You will most likely see your surgeon weekly until the last drain has been removed. You cannot rush removing the drains; as bothersome as they may be, they are essential to proper wound healing. Generally once an individual drain produces less than 20 to 30 cc's in a 24 hour period, your surgeon will remove it. In most patients, the drain removal does not hurt.

Resuming Activity

During this time, it is important that every day, little by little, you start to stand up straight. By the third week, you should no longer be hunched over. Do not be afraid to stand up straight; it is normal to feel tightness in your abdomen. The sooner you are standing up straight, the sooner you will be able to admire your new breasts in the mirror. Flap breasts may feel hard at first, but with every week that passes, the swelling will subside, and the breast will get softer and softer. Early after surgery, you do not need a bra, but if you feel you need something, many women recommend shelf bra camisoles, that are soft. You don't want anything that compresses the reconstructed breast too tightly, and you don't want underwire bras that may irritate your healing scar. You will notice changes in the breasts especially over the first eight weeks. Keep in mind that during the second surgery, your surgeon will address any areas of aesthetic concerns you may have.

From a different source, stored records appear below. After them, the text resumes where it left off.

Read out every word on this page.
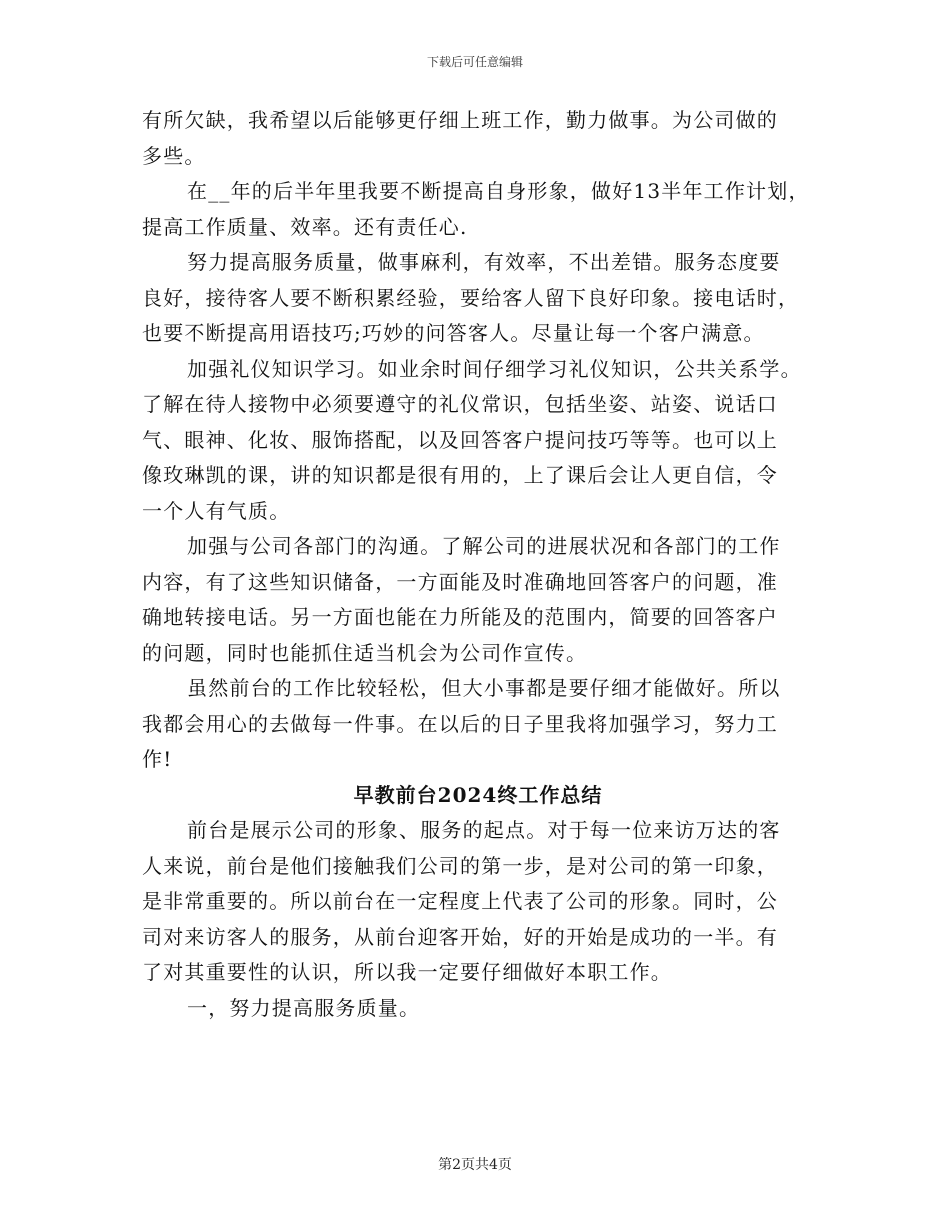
下载后可任意编辑

有所欠缺，我希望以后能够更仔细上班工作，勤力做事。为公司做的
多些。

在__年的后半年里我要不断提高自身形象，做好13半年工作计划，
提高工作质量、效率。还有责任心.

努力提高服务质量，做事麻利，有效率，不出差错。服务态度要
良好，接待客人要不断积累经验，要给客人留下良好印象。接电话时，
也要不断提高用语技巧;巧妙的问答客人。尽量让每一个客户满意。

加强礼仪知识学习。如业余时间仔细学习礼仪知识，公共关系学。
了解在待人接物中必须要遵守的礼仪常识，包括坐姿、站姿、说话口
气、眼神、化妆、服饰搭配，以及回答客户提问技巧等等。也可以上
像玫琳凯的课，讲的知识都是很有用的，上了课后会让人更自信，令
一个人有气质。

加强与公司各部门的沟通。了解公司的进展状况和各部门的工作
内容，有了这些知识储备，一方面能及时准确地回答客户的问题，准
确地转接电话。另一方面也能在力所能及的范围内，简要的回答客户
的问题，同时也能抓住适当机会为公司作宣传。

虽然前台的工作比较轻松，但大小事都是要仔细才能做好。所以
我都会用心的去做每一件事。在以后的日子里我将加强学习，努力工
作!

早教前台2024终工作总结

前台是展示公司的形象、服务的起点。对于每一位来访万达的客
人来说，前台是他们接触我们公司的第一步，是对公司的第一印象，
是非常重要的。所以前台在一定程度上代表了公司的形象。同时，公
司对来访客人的服务，从前台迎客开始，好的开始是成功的一半。有
了对其重要性的认识，所以我一定要仔细做好本职工作。

一，努力提高服务质量。

第2页共4页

The abdominal discomfort you experience should begin to subside once the drains are removed. Sleeping will become more comfortable, however, it may take time before you are able to sleep on you stomach. Some women find that getting a prescription from their surgeon to attend physical therapy helps them get back into normal activities more quickly. It is important to find a physical therapist that has experience with breast cancer patients. You do not want a physical therapist that deals only with sports injuries.

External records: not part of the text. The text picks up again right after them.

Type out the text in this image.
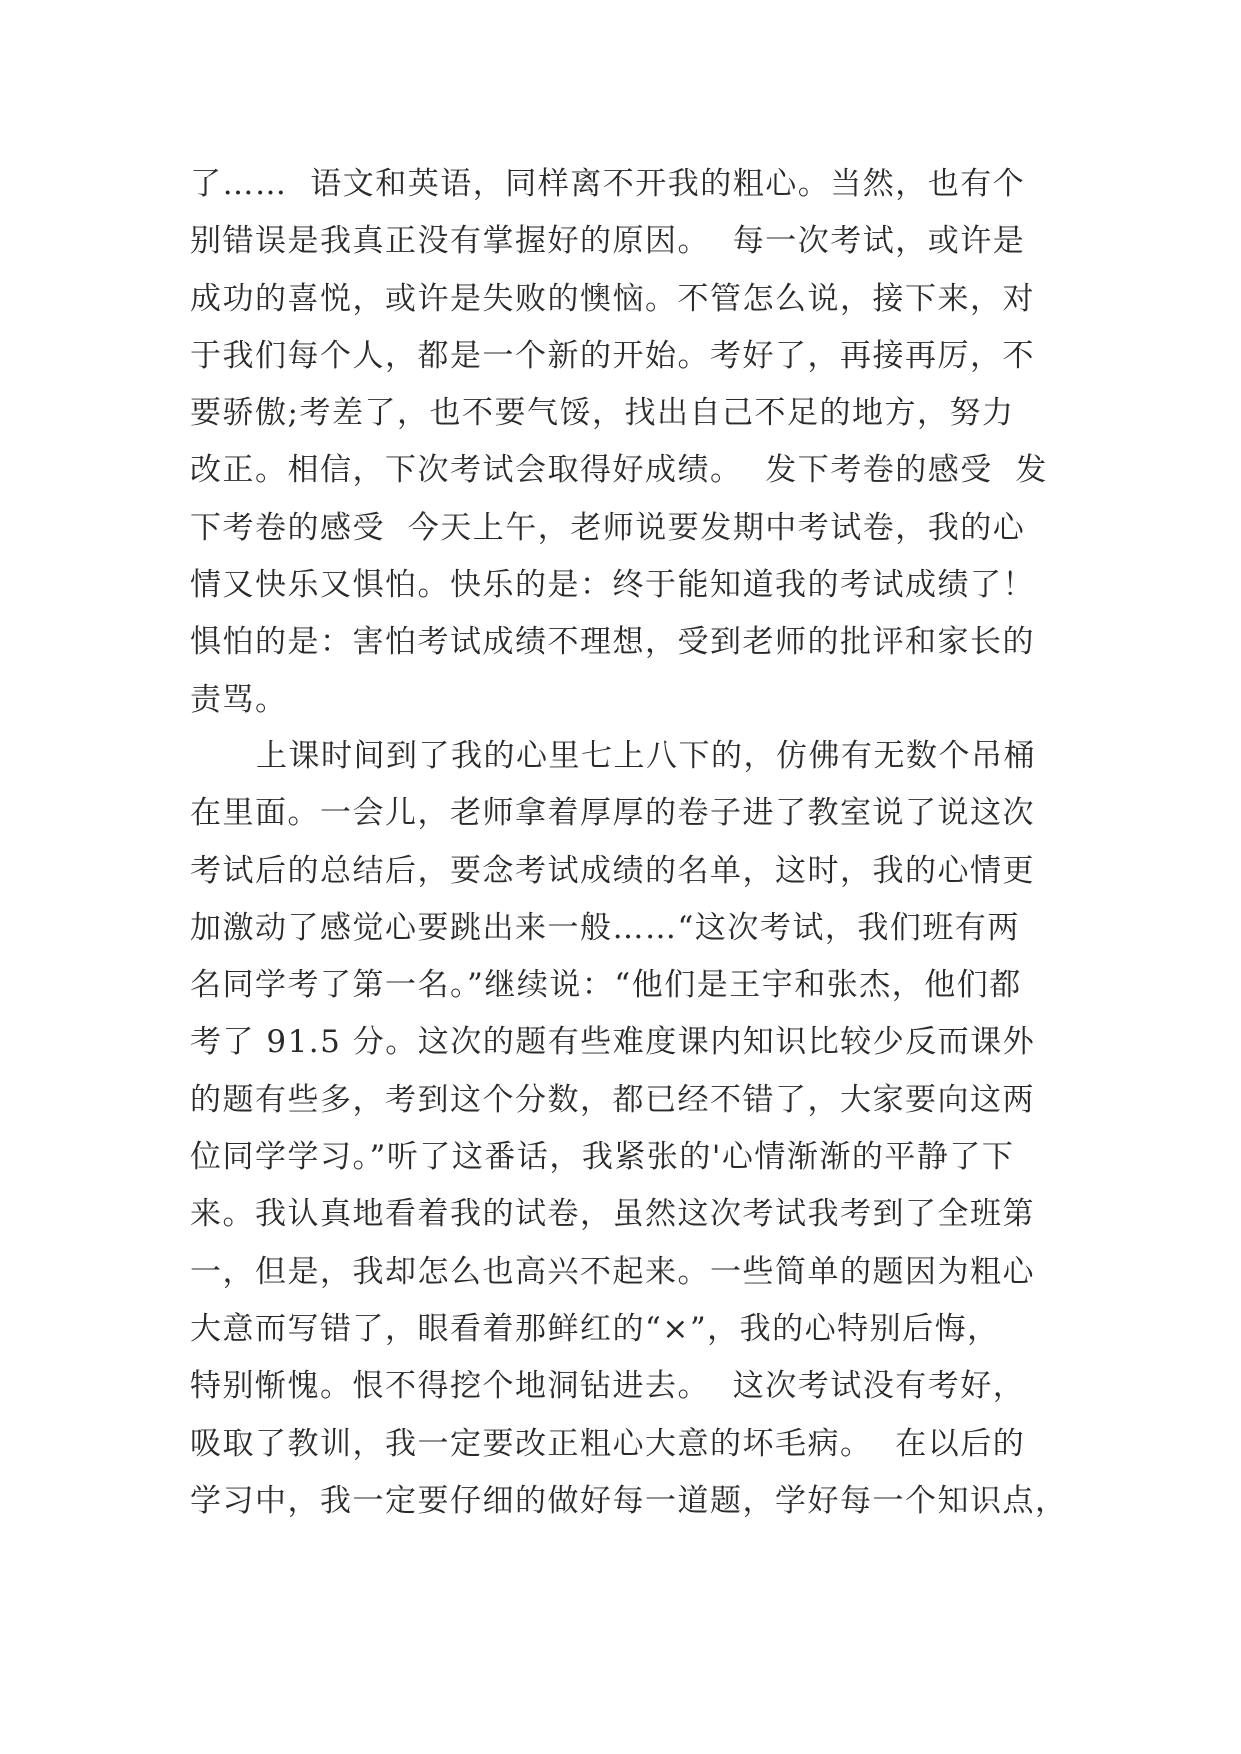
了……  语文和英语，同样离不开我的粗心。当然，也有个
别错误是我真正没有掌握好的原因。  每一次考试，或许是
成功的喜悦，或许是失败的懊恼。不管怎么说，接下来，对
于我们每个人，都是一个新的开始。考好了，再接再厉，不
要骄傲;考差了，也不要气馁，找出自己不足的地方，努力
改正。相信，下次考试会取得好成绩。  发下考卷的感受  发
下考卷的感受  今天上午，老师说要发期中考试卷，我的心
情又快乐又惧怕。快乐的是：终于能知道我的考试成绩了！
惧怕的是：害怕考试成绩不理想，受到老师的批评和家长的
责骂。
上课时间到了我的心里七上八下的，仿佛有无数个吊桶
在里面。一会儿，老师拿着厚厚的卷子进了教室说了说这次
考试后的总结后，要念考试成绩的名单，这时，我的心情更
加激动了感觉心要跳出来一般……“这次考试，我们班有两
名同学考了第一名。”继续说：“他们是王宇和张杰，他们都
考了 91.5 分。这次的题有些难度课内知识比较少反而课外
的题有些多，考到这个分数，都已经不错了，大家要向这两
位同学学习。”听了这番话，我紧张的'心情渐渐的平静了下
来。我认真地看着我的试卷，虽然这次考试我考到了全班第
一，但是，我却怎么也高兴不起来。一些简单的题因为粗心
大意而写错了，眼看着那鲜红的“×”，我的心特别后悔，
特别惭愧。恨不得挖个地洞钻进去。  这次考试没有考好，
吸取了教训，我一定要改正粗心大意的坏毛病。  在以后的
学习中，我一定要仔细的做好每一道题，学好每一个知识点，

Within four to eight weeks you should be back to most of your normal activities. You will still have some tightness in your abdomen. This is completely normal and can last for a few months. It is important to listen to your body. While you may feel fine driving and doing household chores, it may require a little more time before getting back to advanced Yoga or Pilates classes.

Intimacy

Many women have asked when it is okay to resume sexual activity. Physically, it is safe once your drains are removed, and you feel up to it. Emotionally, it will take as much time as you need. Some women feel uneasy about not having nipples. If this is the case, wearing a camisole may make you more comfortable. The general concern is wondering how your partner will feel. If you are comfortable and confident with the process of reconstruction, you can ease any concerns your partner may have. The most common concern partners may have, is that they will hurt you if they touch you the wrong way. It is helpful to communicate, and be receptive to what your partner is saying. If you find yourself having a hard time emotionally, it may be helpful to talk with other women who have already had reconstruction, or to seek help from a counselor.

The important thing to remember is that every day is better than the one before. The pain you feel in the hospital will soon become a distant memory. The scars will fade over time, and once you have completed the final stages of reconstruction, you will regain a sense of wholeness that will truly help you to move beyond cancer.